Además de estudiar otros problemas de física (v. Escritos de mecá­nica y de acústica) realizó importantes apor­taciones al cálculo de probabilidades, fun­dado científicamente por su tío Jakob (v.), sobre todo en cuanto a sus aplicaciones a la estadística (matrimonios, nacimientos, et­cétera). Disfrutó de una gran celebridad y obtuvo numerosos galardones científicos.

L. L. Radice

Francesco Berni

Nació. en Lamporecchio en 1498 (?) y m. en Florencia el 26 de mayo de 1535. Estudió en esta última ciudad y estuvo al servicio del cardenal Bernardo Dovizi da Bibbiena, que le llevó a Roma Muerto éste, y después de haber servido a otros señores, vivió durante algún tiempo en Padua, donde llevó a cabo la Refundi­ción del «Orlando enamorado» (v.).

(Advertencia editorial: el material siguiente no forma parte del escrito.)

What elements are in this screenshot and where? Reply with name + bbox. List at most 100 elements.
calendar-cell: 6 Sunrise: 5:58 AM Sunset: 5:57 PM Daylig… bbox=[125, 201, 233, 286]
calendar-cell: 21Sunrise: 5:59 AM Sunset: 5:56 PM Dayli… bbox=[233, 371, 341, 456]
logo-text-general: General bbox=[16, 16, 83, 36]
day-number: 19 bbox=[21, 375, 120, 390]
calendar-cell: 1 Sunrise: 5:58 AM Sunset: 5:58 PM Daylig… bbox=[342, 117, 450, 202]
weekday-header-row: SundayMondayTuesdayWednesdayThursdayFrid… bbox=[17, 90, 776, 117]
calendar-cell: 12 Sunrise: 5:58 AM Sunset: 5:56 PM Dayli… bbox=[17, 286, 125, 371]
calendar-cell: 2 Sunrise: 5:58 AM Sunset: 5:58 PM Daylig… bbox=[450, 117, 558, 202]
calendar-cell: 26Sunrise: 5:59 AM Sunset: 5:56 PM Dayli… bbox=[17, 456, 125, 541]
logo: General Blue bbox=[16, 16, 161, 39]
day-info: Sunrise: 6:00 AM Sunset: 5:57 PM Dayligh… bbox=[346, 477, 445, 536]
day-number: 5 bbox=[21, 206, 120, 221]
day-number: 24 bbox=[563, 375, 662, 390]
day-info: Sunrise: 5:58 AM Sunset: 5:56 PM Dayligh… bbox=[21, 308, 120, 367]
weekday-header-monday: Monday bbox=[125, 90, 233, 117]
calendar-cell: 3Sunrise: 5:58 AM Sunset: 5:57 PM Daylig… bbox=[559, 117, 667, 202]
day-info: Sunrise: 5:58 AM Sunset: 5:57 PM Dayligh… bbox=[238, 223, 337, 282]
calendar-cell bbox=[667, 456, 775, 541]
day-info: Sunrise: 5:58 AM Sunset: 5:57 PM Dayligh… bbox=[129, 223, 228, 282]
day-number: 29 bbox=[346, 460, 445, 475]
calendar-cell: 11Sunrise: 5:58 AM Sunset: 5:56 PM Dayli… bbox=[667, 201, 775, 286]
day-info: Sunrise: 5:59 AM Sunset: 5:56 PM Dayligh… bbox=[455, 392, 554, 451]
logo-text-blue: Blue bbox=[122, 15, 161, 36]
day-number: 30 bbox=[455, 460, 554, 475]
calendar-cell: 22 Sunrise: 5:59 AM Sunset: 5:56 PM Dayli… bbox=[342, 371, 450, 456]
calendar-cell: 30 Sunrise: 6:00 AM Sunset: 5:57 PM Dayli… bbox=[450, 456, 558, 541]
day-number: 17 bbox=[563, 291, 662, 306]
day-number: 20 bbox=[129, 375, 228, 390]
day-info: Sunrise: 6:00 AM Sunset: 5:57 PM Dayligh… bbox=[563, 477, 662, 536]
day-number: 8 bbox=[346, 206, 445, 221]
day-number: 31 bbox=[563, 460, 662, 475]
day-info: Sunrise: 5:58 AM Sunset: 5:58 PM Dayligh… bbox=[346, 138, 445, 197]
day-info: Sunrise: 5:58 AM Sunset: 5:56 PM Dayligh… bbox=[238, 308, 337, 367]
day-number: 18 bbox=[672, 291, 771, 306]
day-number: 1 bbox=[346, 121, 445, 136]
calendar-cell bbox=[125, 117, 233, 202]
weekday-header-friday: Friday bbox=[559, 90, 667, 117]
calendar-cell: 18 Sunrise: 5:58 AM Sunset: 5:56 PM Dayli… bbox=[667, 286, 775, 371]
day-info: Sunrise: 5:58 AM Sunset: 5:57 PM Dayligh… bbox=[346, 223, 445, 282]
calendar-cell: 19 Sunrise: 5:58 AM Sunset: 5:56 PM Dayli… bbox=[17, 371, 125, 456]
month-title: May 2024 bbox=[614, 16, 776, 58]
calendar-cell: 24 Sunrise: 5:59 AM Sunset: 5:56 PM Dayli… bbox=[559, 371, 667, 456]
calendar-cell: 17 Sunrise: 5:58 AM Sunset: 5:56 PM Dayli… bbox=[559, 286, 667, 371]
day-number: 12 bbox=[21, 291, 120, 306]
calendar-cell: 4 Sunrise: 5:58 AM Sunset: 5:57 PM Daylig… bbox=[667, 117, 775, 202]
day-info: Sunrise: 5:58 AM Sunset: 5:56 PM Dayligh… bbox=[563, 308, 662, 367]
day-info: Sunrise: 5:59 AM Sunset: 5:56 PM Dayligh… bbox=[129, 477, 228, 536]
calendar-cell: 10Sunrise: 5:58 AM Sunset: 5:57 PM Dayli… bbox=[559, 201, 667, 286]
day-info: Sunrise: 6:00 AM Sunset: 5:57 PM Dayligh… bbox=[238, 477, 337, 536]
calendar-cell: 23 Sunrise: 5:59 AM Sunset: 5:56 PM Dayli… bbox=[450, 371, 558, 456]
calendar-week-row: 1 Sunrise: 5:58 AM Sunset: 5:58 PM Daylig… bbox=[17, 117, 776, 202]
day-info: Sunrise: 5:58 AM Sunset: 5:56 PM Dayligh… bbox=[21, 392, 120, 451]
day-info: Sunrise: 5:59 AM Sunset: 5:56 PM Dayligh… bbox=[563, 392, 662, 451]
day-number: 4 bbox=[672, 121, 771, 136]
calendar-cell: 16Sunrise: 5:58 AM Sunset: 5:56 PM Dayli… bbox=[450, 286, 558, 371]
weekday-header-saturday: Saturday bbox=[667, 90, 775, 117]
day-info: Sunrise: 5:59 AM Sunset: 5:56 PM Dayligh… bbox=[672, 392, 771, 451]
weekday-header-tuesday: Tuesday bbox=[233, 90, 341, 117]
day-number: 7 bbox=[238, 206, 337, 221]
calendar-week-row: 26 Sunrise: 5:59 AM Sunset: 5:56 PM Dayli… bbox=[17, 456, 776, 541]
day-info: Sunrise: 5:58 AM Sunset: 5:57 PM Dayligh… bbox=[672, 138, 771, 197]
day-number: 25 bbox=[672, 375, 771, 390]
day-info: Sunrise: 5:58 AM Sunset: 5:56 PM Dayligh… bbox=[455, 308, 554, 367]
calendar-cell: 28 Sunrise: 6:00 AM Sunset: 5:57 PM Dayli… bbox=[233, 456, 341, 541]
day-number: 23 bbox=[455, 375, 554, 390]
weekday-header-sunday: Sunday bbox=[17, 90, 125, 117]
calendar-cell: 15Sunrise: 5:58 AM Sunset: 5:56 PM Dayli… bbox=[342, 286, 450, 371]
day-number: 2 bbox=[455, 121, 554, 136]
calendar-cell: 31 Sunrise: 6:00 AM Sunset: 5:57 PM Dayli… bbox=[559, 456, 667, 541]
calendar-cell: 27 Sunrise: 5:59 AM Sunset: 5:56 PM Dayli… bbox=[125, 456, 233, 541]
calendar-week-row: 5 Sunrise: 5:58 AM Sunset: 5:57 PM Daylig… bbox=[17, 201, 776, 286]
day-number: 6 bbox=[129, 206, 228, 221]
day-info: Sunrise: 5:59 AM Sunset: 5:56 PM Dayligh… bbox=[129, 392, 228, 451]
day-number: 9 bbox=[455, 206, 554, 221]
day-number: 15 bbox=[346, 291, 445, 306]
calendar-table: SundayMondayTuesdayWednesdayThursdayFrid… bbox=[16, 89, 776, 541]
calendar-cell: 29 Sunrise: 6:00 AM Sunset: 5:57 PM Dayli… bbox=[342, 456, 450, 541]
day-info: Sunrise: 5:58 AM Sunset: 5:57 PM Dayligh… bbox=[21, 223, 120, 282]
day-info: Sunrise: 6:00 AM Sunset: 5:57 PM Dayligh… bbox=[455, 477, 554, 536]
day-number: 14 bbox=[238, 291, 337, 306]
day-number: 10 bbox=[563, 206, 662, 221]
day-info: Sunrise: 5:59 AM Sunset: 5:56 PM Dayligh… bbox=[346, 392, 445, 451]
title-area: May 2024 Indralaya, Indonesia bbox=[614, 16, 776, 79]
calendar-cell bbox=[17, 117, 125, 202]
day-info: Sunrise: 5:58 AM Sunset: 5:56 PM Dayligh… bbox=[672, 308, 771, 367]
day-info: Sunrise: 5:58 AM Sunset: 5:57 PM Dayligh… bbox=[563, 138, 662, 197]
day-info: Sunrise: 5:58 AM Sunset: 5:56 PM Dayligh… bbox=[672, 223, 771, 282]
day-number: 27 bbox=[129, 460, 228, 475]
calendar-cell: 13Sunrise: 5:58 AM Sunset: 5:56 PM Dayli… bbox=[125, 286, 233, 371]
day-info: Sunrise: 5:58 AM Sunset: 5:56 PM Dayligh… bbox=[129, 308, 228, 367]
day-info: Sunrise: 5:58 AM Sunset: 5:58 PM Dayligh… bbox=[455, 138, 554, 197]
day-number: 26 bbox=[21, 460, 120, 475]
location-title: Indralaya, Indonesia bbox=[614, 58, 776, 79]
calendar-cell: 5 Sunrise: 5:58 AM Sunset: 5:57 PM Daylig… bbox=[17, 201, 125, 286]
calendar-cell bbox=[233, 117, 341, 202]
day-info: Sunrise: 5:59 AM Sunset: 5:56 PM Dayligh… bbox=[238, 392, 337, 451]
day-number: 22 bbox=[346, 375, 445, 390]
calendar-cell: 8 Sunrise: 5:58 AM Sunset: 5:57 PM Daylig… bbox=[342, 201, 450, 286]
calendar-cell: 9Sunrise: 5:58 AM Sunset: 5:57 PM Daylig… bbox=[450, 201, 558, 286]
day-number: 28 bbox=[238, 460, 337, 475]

En 1832 pasó al servicio de Hipólito de Médicis, con lo cual empezó el período más feliz de la existencia de Berni, a cuya actividad poética se abrió la corte del mecenas más ilustre de Italia. Sin embargo, parece haber encon­trado también allí su ruina, por cuanto, según la leyenda, fue víctima del odio de los Médicis y murió envenenado a conse­cuencia de su intervención en las diver­gencias de la familia.

En Capítulos (v.) y Sonetos (v.) cultiva las tendencias del si­glo XV y da forma poética a cualquier tema que le proponga su bizarra fantasía (la casa miserable, el orinal, la peste, la muía, etc.). Al variar con hábil desenvoltura y un raro sentido del lenguaje sus motivos cómicos, Berni cede a una sabrosa inventiva inspirada en Burchiello y aparece, con sus vivos problemas estilísticos (Diálogo contra los poe­tas, 1527, v.), dentro de la tradición jocosa.

En los sonetos azota frecuentemente con amarga sátira a personajes ilustres contem­poráneos y parodia a los petrarquistas del siglo. Sin embargo, esto mismo demuestra cuán vinculado se hallaba a su época, según lo manifiesta igualmente la refundición de la obra de Boj ardo Orlando enamorado. Con la farsa rústica La Catrina (v.) Berni tra­tó nuevamente un argumento grato a la tradición.

Así, pues, las rimas (entre las cuales cabe citar también las poesías lati­nas) y el pretexto de la refundición ofre­cen una clara imagen del autor, lingüista pedante y, al mismo tiempo, inagotable y genial creador de situaciones cómicas.